Archives de Tag: étoiles

Du Calcium dans les Etoiles

Nostalgie de la Lumière” (Nostalgia de la Luz) de Patricio Guzmán, Chili, 2010, 96’

 

Nous n’avions pas vu de film de Patricio Guzmán depuis 2004 et la sortie en salle du documentaire « Salvador Allende » (voir note sur ce blog). Il revient avec ce film majeur et envoûtant sur le désert de l’Atacama, au Nord du Chili, terre des hommes et des étoiles, passé presque inaperçu en France dans quelques unes de nos salles obscures. On y trouve des traces de présence pastorale précolombienne, des graffiti gravés à même la roche ocre et rouge de ce vaste horizon froid et sec. C’est aussi l’endroit de la planète où l’on voit le mieux les étoiles, le paradis des astronomes. En se penchant sur le sol salé par endroit, on peut trouver des coquillages, quelques fossiles témoins du mouvement des plaques tectoniques. Des ossements humains aussi. Guzmán ne se départit pas de ses opinions et nous livre une version à la fois poétique et violente de la réalité, celle des charniers de l’Atacama.

Le paradis des astronomes

 

Les télescopes de l'Atacama

Construits sur un plateau, les télescopes internationaux gardent leurs objectifs obstinément braqués vers les étoiles, attendant d’elles un silencieux message à décrypter, une lumière nouvelle, des rayonnements bariolés. C’est ici que l’histoire de la Terre et de l’Univers est lentement retracée, en remontant le long des émissions lumineuses témoins d’évènements passés, dans cette galaxie ou une autre. Autour, il n’y a rien que le silence, ou le seul bruit du vent qui balaie continuellement les hautes plaines de l’Atacama. Des astronomes vivent ici, coupés du monde et des hommes, compagnons des étoiles et des planètes, traitant force données et relevés transmis par les impassibles observations télescopiques. Les majestueuses lunettes spatiales, alliance du verre, du cuivre et de l’acier, dorment sous des dômes mécaniques qui s’ouvrent avec flegme, suivant les ordres transmis aux rotations des rouages par ces scientifiques qui sont à la fois des explorateurs et des historiens.
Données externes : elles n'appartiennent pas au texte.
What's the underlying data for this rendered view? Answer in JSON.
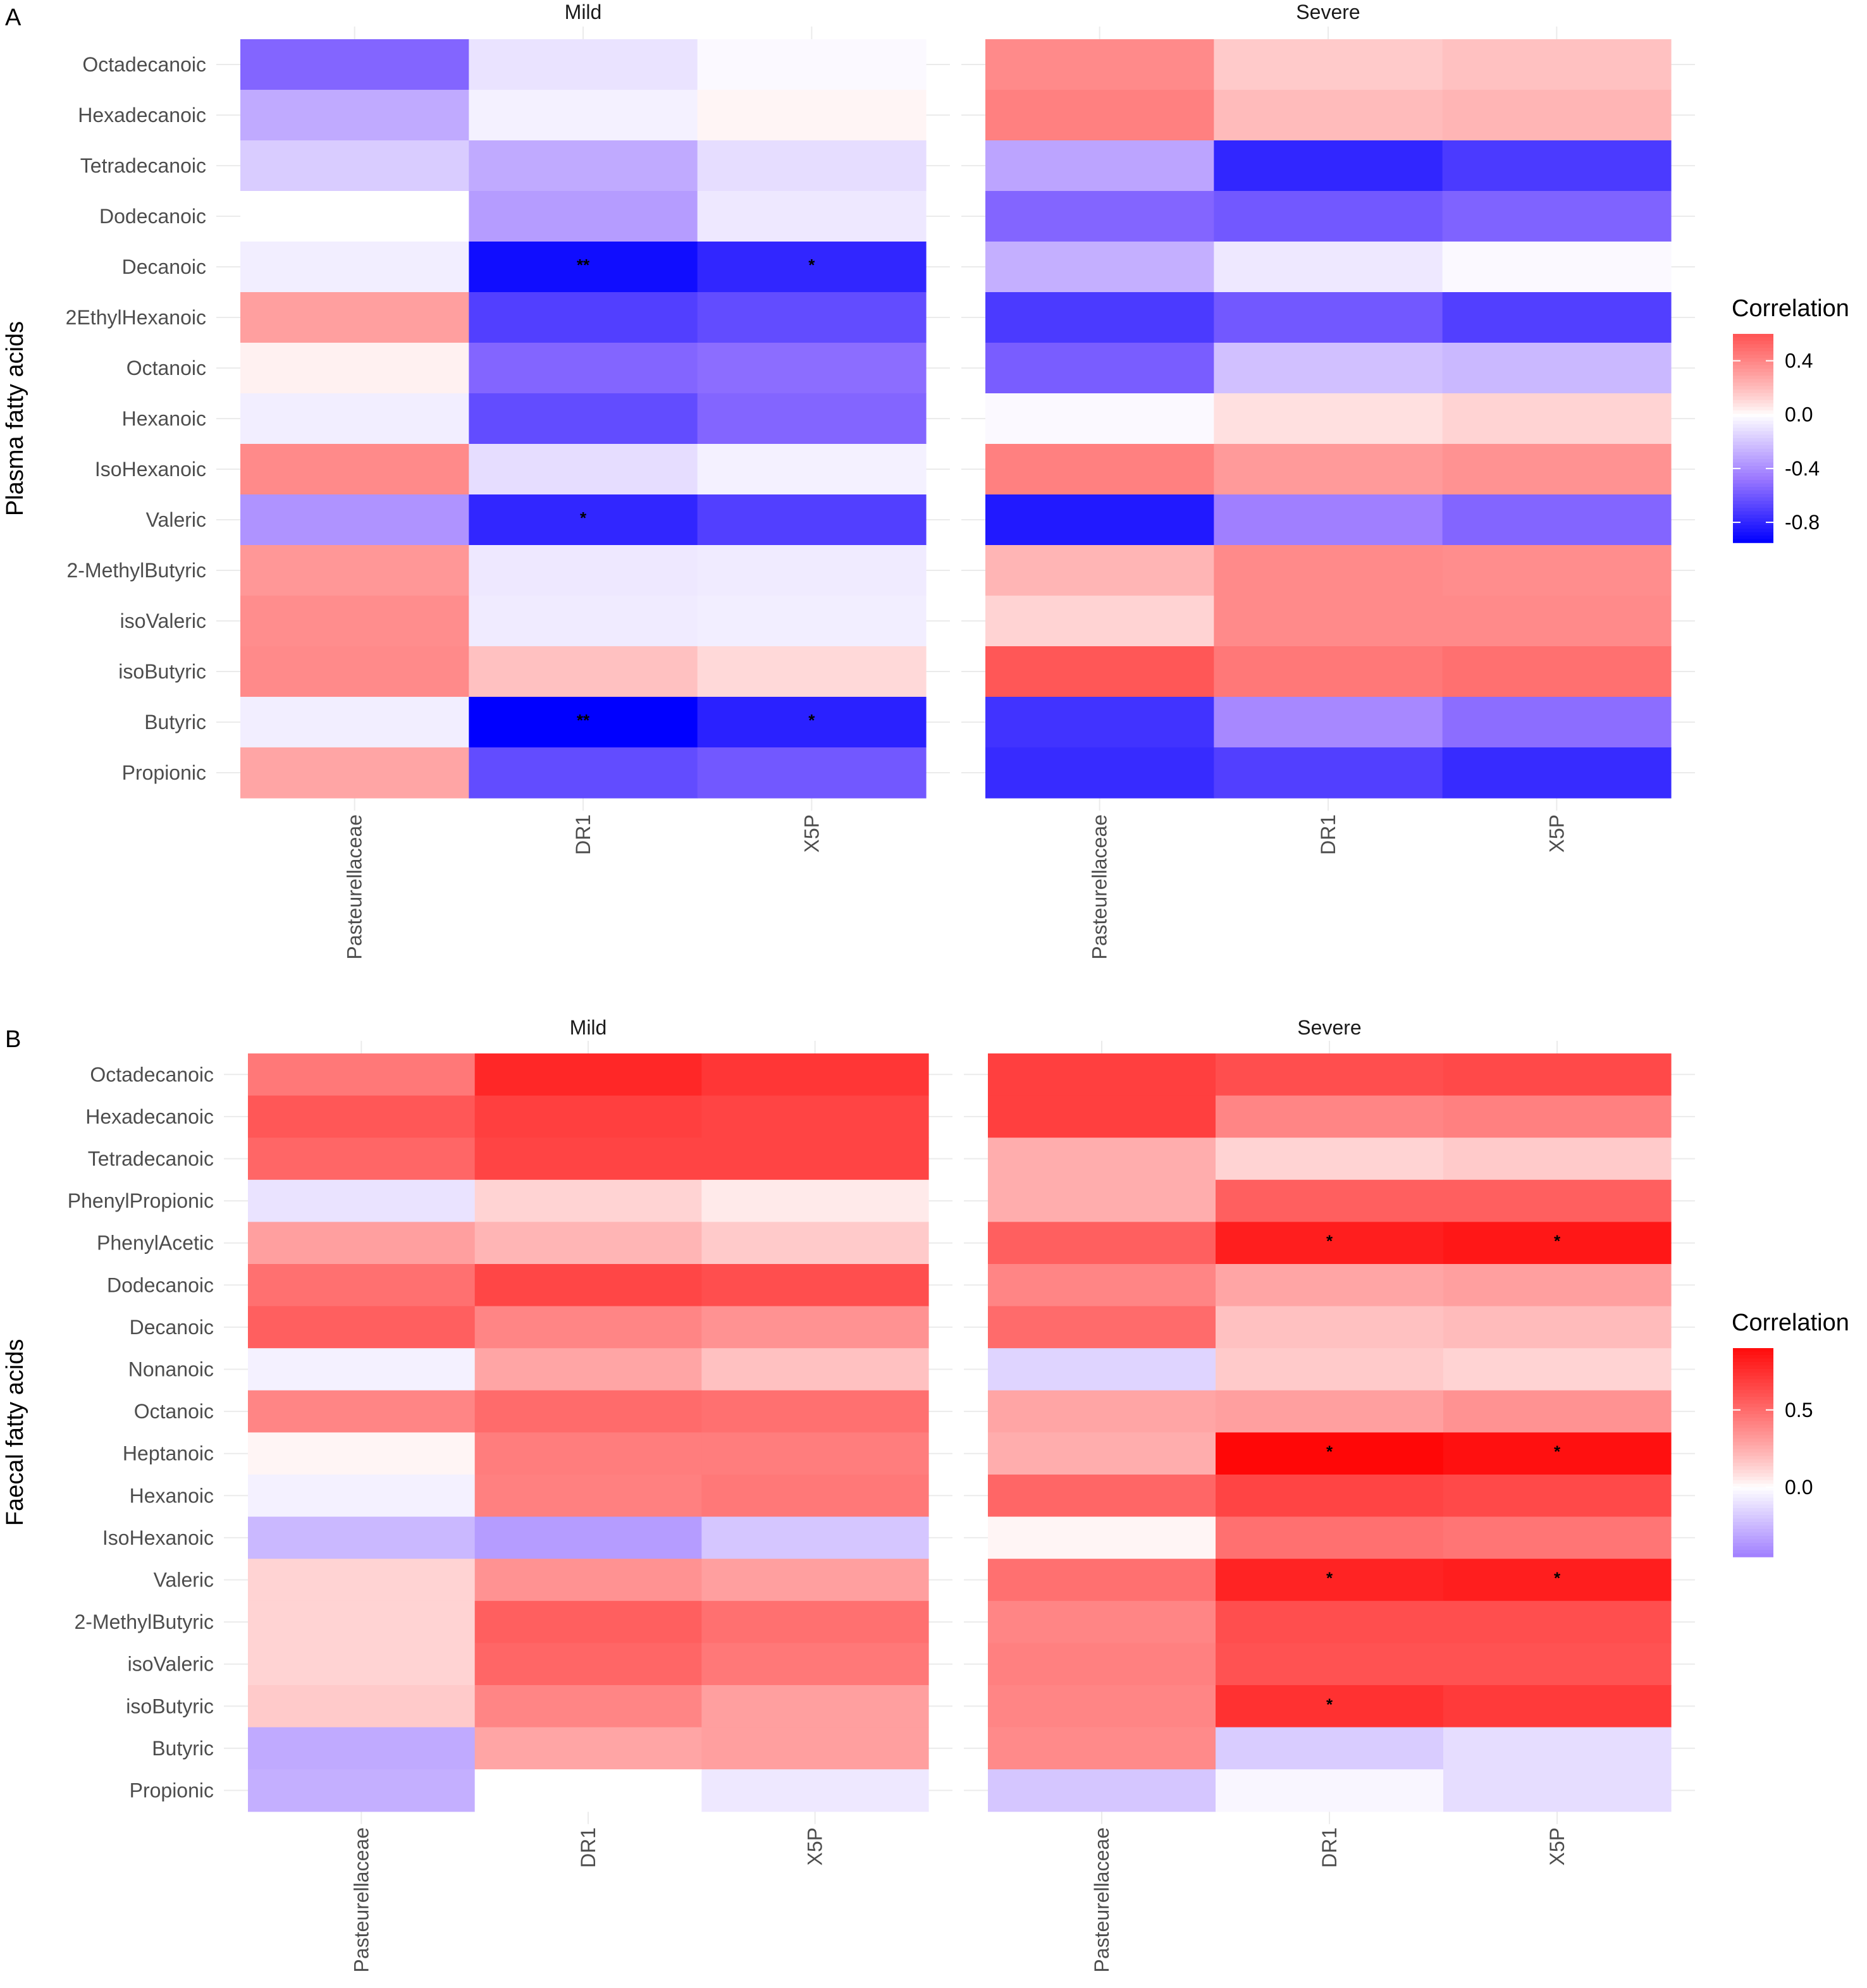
{
  "chart_data": [
    {
      "type": "heatmap",
      "panel": "A",
      "ylabel": "Plasma fatty acids",
      "legend_title": "Correlation",
      "legend_ticks": [
        0.4,
        0.0,
        -0.4,
        -0.8
      ],
      "legend_tick_labels": [
        "0.4",
        "0.0",
        "-0.4",
        "-0.8"
      ],
      "color_range": [
        -0.95,
        0.6
      ],
      "columns": [
        "Pasteurellaceae",
        "DR1",
        "X5P"
      ],
      "rows": [
        "Octadecanoic",
        "Hexadecanoic",
        "Tetradecanoic",
        "Dodecanoic",
        "Decanoic",
        "2EthylHexanoic",
        "Octanoic",
        "Hexanoic",
        "IsoHexanoic",
        "Valeric",
        "2-MethylButyric",
        "isoValeric",
        "isoButyric",
        "Butyric",
        "Propionic"
      ],
      "facets": [
        {
          "title": "Mild",
          "values": [
            [
              -0.55,
              -0.1,
              -0.02
            ],
            [
              -0.3,
              -0.05,
              0.02
            ],
            [
              -0.18,
              -0.3,
              -0.12
            ],
            [
              0.0,
              -0.35,
              -0.08
            ],
            [
              -0.06,
              -0.9,
              -0.8
            ],
            [
              0.3,
              -0.7,
              -0.65
            ],
            [
              0.03,
              -0.55,
              -0.52
            ],
            [
              -0.06,
              -0.65,
              -0.55
            ],
            [
              0.38,
              -0.12,
              -0.05
            ],
            [
              -0.38,
              -0.8,
              -0.7
            ],
            [
              0.33,
              -0.08,
              -0.07
            ],
            [
              0.37,
              -0.07,
              -0.06
            ],
            [
              0.38,
              0.18,
              0.1
            ],
            [
              -0.06,
              -0.95,
              -0.82
            ],
            [
              0.28,
              -0.65,
              -0.6
            ]
          ],
          "stars": [
            [
              "",
              "",
              ""
            ],
            [
              "",
              "",
              ""
            ],
            [
              "",
              "",
              ""
            ],
            [
              "",
              "",
              ""
            ],
            [
              "",
              "**",
              "*"
            ],
            [
              "",
              "",
              ""
            ],
            [
              "",
              "",
              ""
            ],
            [
              "",
              "",
              ""
            ],
            [
              "",
              "",
              ""
            ],
            [
              "",
              "*",
              ""
            ],
            [
              "",
              "",
              ""
            ],
            [
              "",
              "",
              ""
            ],
            [
              "",
              "",
              ""
            ],
            [
              "",
              "**",
              "*"
            ],
            [
              "",
              "",
              ""
            ]
          ]
        },
        {
          "title": "Severe",
          "values": [
            [
              0.38,
              0.15,
              0.18
            ],
            [
              0.42,
              0.2,
              0.22
            ],
            [
              -0.32,
              -0.8,
              -0.72
            ],
            [
              -0.55,
              -0.6,
              -0.56
            ],
            [
              -0.28,
              -0.08,
              -0.02
            ],
            [
              -0.72,
              -0.6,
              -0.7
            ],
            [
              -0.58,
              -0.22,
              -0.25
            ],
            [
              -0.02,
              0.08,
              0.12
            ],
            [
              0.42,
              0.32,
              0.35
            ],
            [
              -0.85,
              -0.45,
              -0.55
            ],
            [
              0.22,
              0.38,
              0.37
            ],
            [
              0.12,
              0.38,
              0.38
            ],
            [
              0.58,
              0.45,
              0.48
            ],
            [
              -0.75,
              -0.42,
              -0.52
            ],
            [
              -0.78,
              -0.7,
              -0.78
            ]
          ],
          "stars": [
            [
              "",
              "",
              ""
            ],
            [
              "",
              "",
              ""
            ],
            [
              "",
              "",
              ""
            ],
            [
              "",
              "",
              ""
            ],
            [
              "",
              "",
              ""
            ],
            [
              "",
              "",
              ""
            ],
            [
              "",
              "",
              ""
            ],
            [
              "",
              "",
              ""
            ],
            [
              "",
              "",
              ""
            ],
            [
              "",
              "",
              ""
            ],
            [
              "",
              "",
              ""
            ],
            [
              "",
              "",
              ""
            ],
            [
              "",
              "",
              ""
            ],
            [
              "",
              "",
              ""
            ],
            [
              "",
              "",
              ""
            ]
          ]
        }
      ]
    },
    {
      "type": "heatmap",
      "panel": "B",
      "ylabel": "Faecal fatty acids",
      "legend_title": "Correlation",
      "legend_ticks": [
        0.5,
        0.0
      ],
      "legend_tick_labels": [
        "0.5",
        "0.0"
      ],
      "color_range": [
        -0.45,
        0.9
      ],
      "columns": [
        "Pasteurellaceae",
        "DR1",
        "X5P"
      ],
      "rows": [
        "Octadecanoic",
        "Hexadecanoic",
        "Tetradecanoic",
        "PhenylPropionic",
        "PhenylAcetic",
        "Dodecanoic",
        "Decanoic",
        "Nonanoic",
        "Octanoic",
        "Heptanoic",
        "Hexanoic",
        "IsoHexanoic",
        "Valeric",
        "2-MethylButyric",
        "isoValeric",
        "isoButyric",
        "Butyric",
        "Propionic"
      ],
      "facets": [
        {
          "title": "Mild",
          "values": [
            [
              0.45,
              0.78,
              0.72
            ],
            [
              0.58,
              0.68,
              0.66
            ],
            [
              0.52,
              0.66,
              0.66
            ],
            [
              -0.1,
              0.12,
              0.05
            ],
            [
              0.3,
              0.22,
              0.15
            ],
            [
              0.48,
              0.65,
              0.62
            ],
            [
              0.55,
              0.4,
              0.35
            ],
            [
              -0.05,
              0.28,
              0.18
            ],
            [
              0.4,
              0.5,
              0.48
            ],
            [
              0.02,
              0.43,
              0.43
            ],
            [
              -0.05,
              0.42,
              0.45
            ],
            [
              -0.25,
              -0.35,
              -0.2
            ],
            [
              0.12,
              0.35,
              0.3
            ],
            [
              0.12,
              0.55,
              0.48
            ],
            [
              0.12,
              0.52,
              0.45
            ],
            [
              0.15,
              0.4,
              0.3
            ],
            [
              -0.3,
              0.28,
              0.3
            ],
            [
              -0.28,
              0.0,
              -0.08
            ]
          ],
          "stars": [
            [
              "",
              "",
              ""
            ],
            [
              "",
              "",
              ""
            ],
            [
              "",
              "",
              ""
            ],
            [
              "",
              "",
              ""
            ],
            [
              "",
              "",
              ""
            ],
            [
              "",
              "",
              ""
            ],
            [
              "",
              "",
              ""
            ],
            [
              "",
              "",
              ""
            ],
            [
              "",
              "",
              ""
            ],
            [
              "",
              "",
              ""
            ],
            [
              "",
              "",
              ""
            ],
            [
              "",
              "",
              ""
            ],
            [
              "",
              "",
              ""
            ],
            [
              "",
              "",
              ""
            ],
            [
              "",
              "",
              ""
            ],
            [
              "",
              "",
              ""
            ],
            [
              "",
              "",
              ""
            ],
            [
              "",
              "",
              ""
            ]
          ]
        },
        {
          "title": "Severe",
          "values": [
            [
              0.68,
              0.62,
              0.64
            ],
            [
              0.68,
              0.4,
              0.42
            ],
            [
              0.25,
              0.12,
              0.15
            ],
            [
              0.25,
              0.55,
              0.55
            ],
            [
              0.55,
              0.82,
              0.85
            ],
            [
              0.4,
              0.28,
              0.3
            ],
            [
              0.5,
              0.18,
              0.2
            ],
            [
              -0.15,
              0.15,
              0.12
            ],
            [
              0.28,
              0.3,
              0.35
            ],
            [
              0.25,
              0.92,
              0.88
            ],
            [
              0.52,
              0.66,
              0.64
            ],
            [
              0.02,
              0.48,
              0.46
            ],
            [
              0.48,
              0.8,
              0.82
            ],
            [
              0.4,
              0.62,
              0.62
            ],
            [
              0.42,
              0.6,
              0.6
            ],
            [
              0.4,
              0.74,
              0.7
            ],
            [
              0.38,
              -0.18,
              -0.12
            ],
            [
              -0.2,
              -0.03,
              -0.12
            ]
          ],
          "stars": [
            [
              "",
              "",
              ""
            ],
            [
              "",
              "",
              ""
            ],
            [
              "",
              "",
              ""
            ],
            [
              "",
              "",
              ""
            ],
            [
              "",
              "*",
              "*"
            ],
            [
              "",
              "",
              ""
            ],
            [
              "",
              "",
              ""
            ],
            [
              "",
              "",
              ""
            ],
            [
              "",
              "",
              ""
            ],
            [
              "",
              "*",
              "*"
            ],
            [
              "",
              "",
              ""
            ],
            [
              "",
              "",
              ""
            ],
            [
              "",
              "*",
              "*"
            ],
            [
              "",
              "",
              ""
            ],
            [
              "",
              "",
              ""
            ],
            [
              "",
              "*",
              ""
            ],
            [
              "",
              "",
              ""
            ],
            [
              "",
              "",
              ""
            ]
          ]
        }
      ]
    }
  ],
  "colors": {
    "low": "#0000ff",
    "mid": "#ffffff",
    "mid_purple": "#9b78ff",
    "high": "#ff0000",
    "gridline": "#ebebeb"
  }
}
Les charniers de l’Atacama

Une petite pelle et un seau à la main, une banane en bandoulière, elles sont encore quelques femmes à parcourir la vaste étendue du désert pour retrouver les corps de leurs proches que la dictature leur a caché à jamais. Car l’Atacama est chargé d’une histoire Ancienne et Moderne, celle des Indiens et celle de la Dictature : des milliers de corps de partisans de la liberté, de prisonniers, ou même de simples ouvriers des mines ont été déplacés et enterrés quelque part dans le désert pour les faire disparaitre à jamais. De l’emplacement de ces charniers, aucun document de subsiste, et les crimes de guerre ont été absous. Femmes, mères, grands-mères, sœurs de disparus, elles poursuivent un long combat désespéré pour déterrer la mémoire de ceux qu’elles chérissaient. De temps en temps, une phalange, un morceau de tibia ou de crâne, indique la localisation d’un de ces cimetières souterrains, et c’est alors un pan entier de vérité qui refait surface, des souffrances qui s’envolent. Leur quête infinie et vaine, tant le désert est vaste, elles souhaitent la mener jusqu’au bout de leurs forces, avec toute la colère et la passion qu’elles ont au fond d’elles. Patricio Guzmán a voulu donner la parole à ces héroïnes moins médiatiques que les Madres de la Plaza de Mayo en Argentine, mais toutes aussi vaillantes et courageuses.

« Le calcium des étoiles est le même que celui des os humains »

« Ils regardent les étoiles, mais parfois je voudrais qu’ils se tournent vers le sol pour scruter ce gigantesque désert et nous dire où sont enfouis ceux que nous aimons ». Les larmes aux yeux, une femme évoque ces télescopes de métal qui captent les vibrations de l’univers. C’est ici que les deux univers se rencontrent, les hommes et les étoiles : ce que ces dernières émettent et que les scientifiques interprètent, ce sont des vagues de calcium, les mêmes que celui de nos os. Dès lors pourquoi ne pas rêver de voir ces mastodontes se désaxer pour révéler les aires de calcium de l’Atacama, lire dans les entrailles du désert pour révéler la lumière des défunts ? La dictature de Pinochet a voulu faire taire les morts, cependant ils continuent de parler, grâce au courage de cette poignée de femmes.

« Nostalgie de la Lumière » est un documentaire émouvant et envoûtant ; dans l’Atacama, deux mondes que tout semble opposer ne sont peut être pas si éloignés. Patricio Guzmán laisse le spectateur avec les images des astronomes invitant les femmes du désert à utiliser les télescopes géants et à regarder cette Lumière si similaire.